An advancement in gene-editing
In order to comprehend the purpose behind the development of MOBEs, it is important to recognize the limitations of the conventional gene-editing tool CRISPR-Cas9. CRISPR-Cas9 utilizes a guide RNA, which functions as a GPS signal directing it to the specific genomic location that needs to be edited. Cas9 is the DNA-binding enzyme that cuts both strands of the DNA, resulting in a complete break.
Although the process is relatively simple, double-stranded breaks can be harmful to cells. This type of gene editing can be toxic, which is why MOBEs were created. These MOBEs allow for the study of multiple variants in a controlled laboratory setting.
The process of editing using CRISPR-Cas9 can result in indels, which are random insertions and deletions in the DNA where the cell is unable to repair itself perfectly. Editing multiple genes using CRISPR-Cas9 increases the potential risks associated with this technique. Instead of using CRISPR, the lab of Komor utilizes a base-editing method that she developed.

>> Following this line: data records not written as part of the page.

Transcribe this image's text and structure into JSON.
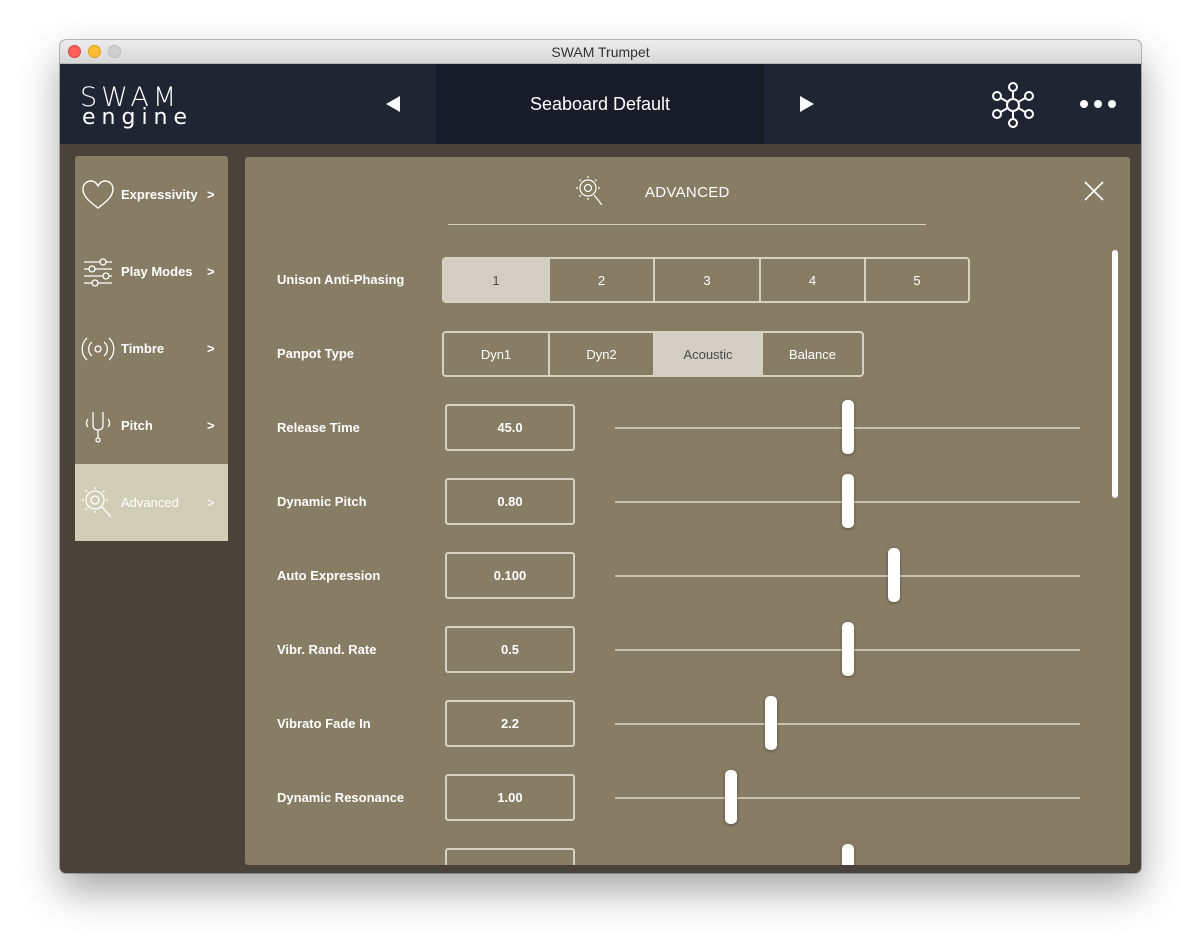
{
  "window": {
    "title": "SWAM Trumpet"
  },
  "header": {
    "logo_top": "SWAM",
    "logo_bottom": "engine",
    "preset_name": "Seaboard Default",
    "prev_icon": "triangle-left-icon",
    "next_icon": "triangle-right-icon",
    "network_icon": "network-nodes-icon",
    "more_icon": "more-dots-icon"
  },
  "sidebar": {
    "items": [
      {
        "label": "Expressivity",
        "arrow": ">",
        "icon": "heart-icon",
        "active": false
      },
      {
        "label": "Play Modes",
        "arrow": ">",
        "icon": "sliders-icon",
        "active": false
      },
      {
        "label": "Timbre",
        "arrow": ">",
        "icon": "broadcast-icon",
        "active": false
      },
      {
        "label": "Pitch",
        "arrow": ">",
        "icon": "tuning-fork-icon",
        "active": false
      },
      {
        "label": "Advanced",
        "arrow": ">",
        "icon": "advanced-gear-icon",
        "active": true
      }
    ]
  },
  "panel": {
    "title": "ADVANCED",
    "close_icon": "close-icon",
    "unison": {
      "label": "Unison Anti-Phasing",
      "options": [
        "1",
        "2",
        "3",
        "4",
        "5"
      ],
      "selected": "1"
    },
    "panpot": {
      "label": "Panpot Type",
      "options": [
        "Dyn1",
        "Dyn2",
        "Acoustic",
        "Balance"
      ],
      "selected": "Acoustic"
    },
    "sliders": [
      {
        "label": "Release Time",
        "value": "45.0",
        "position": 0.5
      },
      {
        "label": "Dynamic Pitch",
        "value": "0.80",
        "position": 0.5
      },
      {
        "label": "Auto Expression",
        "value": "0.100",
        "position": 0.6
      },
      {
        "label": "Vibr. Rand. Rate",
        "value": "0.5",
        "position": 0.5
      },
      {
        "label": "Vibrato Fade In",
        "value": "2.2",
        "position": 0.335
      },
      {
        "label": "Dynamic Resonance",
        "value": "1.00",
        "position": 0.25
      },
      {
        "label": "",
        "value": "",
        "position": 0.5
      }
    ]
  },
  "colors": {
    "header_bg": "#1f2533",
    "panel_bg": "#877c64",
    "window_bg": "#4a433c",
    "active_item": "#d1cdb7",
    "selected_segment": "#d3cec3"
  }
}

This technique induces a chemical alteration to the DNA, allowing for the modification of a single letter at a time, such as changing a C to a T or an A to a G. Unlike the CRISPR method, which cuts out an entire section of DNA at once, base-editing erases and replaces one letter at a time. Although this approach is slower, it is more efficient and poses less harm to the cells. By applying two or more base editors simultaneously, the potential exists for even greater efficiency.The ability to make precise changes to the DNA (such as changing a C to T at one location, and an A to G at another location in the genome) allows for better understanding and modeling of polygenic diseases – those caused by more than one genetic variant. However, until now, there hasn’t been a technology that could do this efficiently without guide RNA ”crosstalk,” which occurs when base editors make unwanted changes.
Cowan’s MOBEs use RNA structures known as aptamers — small RNA loops that bind to specific proteins — to recruit base-modifying enzymes to specific genomic locations, enabling simultaneous editing of multiple sites with high efficiency and a lower incidence of crosstalk.
This system is innovative and unique.This is the first instance where aptamers were utilized to combine ABEs (adenosine base editors) and CBEs (cytosine base editors) in an independent manner to create MOBEs. The differences are significant: when CBE and ABE are administered together without using MOBE, crosstalk occurs up to 30% of the time. With MOBE, crosstalk is less than 5%, while achieving 30% conversion efficiency of the desired base changes. The research served as a proof of concept to assess the potential of the MOBE system, which has been provisionally patented. To further test them, the team conducted various case studies with real-life applications.l diseases, such as Kallmann syndrome, a rare hormonal disorder. Their studies showed that MOBE systems could effectively edit specific cell lines related to certain polygenic diseases.
“We are currently in the process of making the plasmids available on AddGene so that anyone can access them freely. Our goal is for other scientists to use the MOBEs to simulate genetic diseases, understand their symptoms, and ultimately develop effective treatments,” Cowan explained.
This study received funding from the National Institutes of Health (1R35GM138317, T32 GM008326, and T32 GM112584) and the Research Corporation for Science Advancement (28385).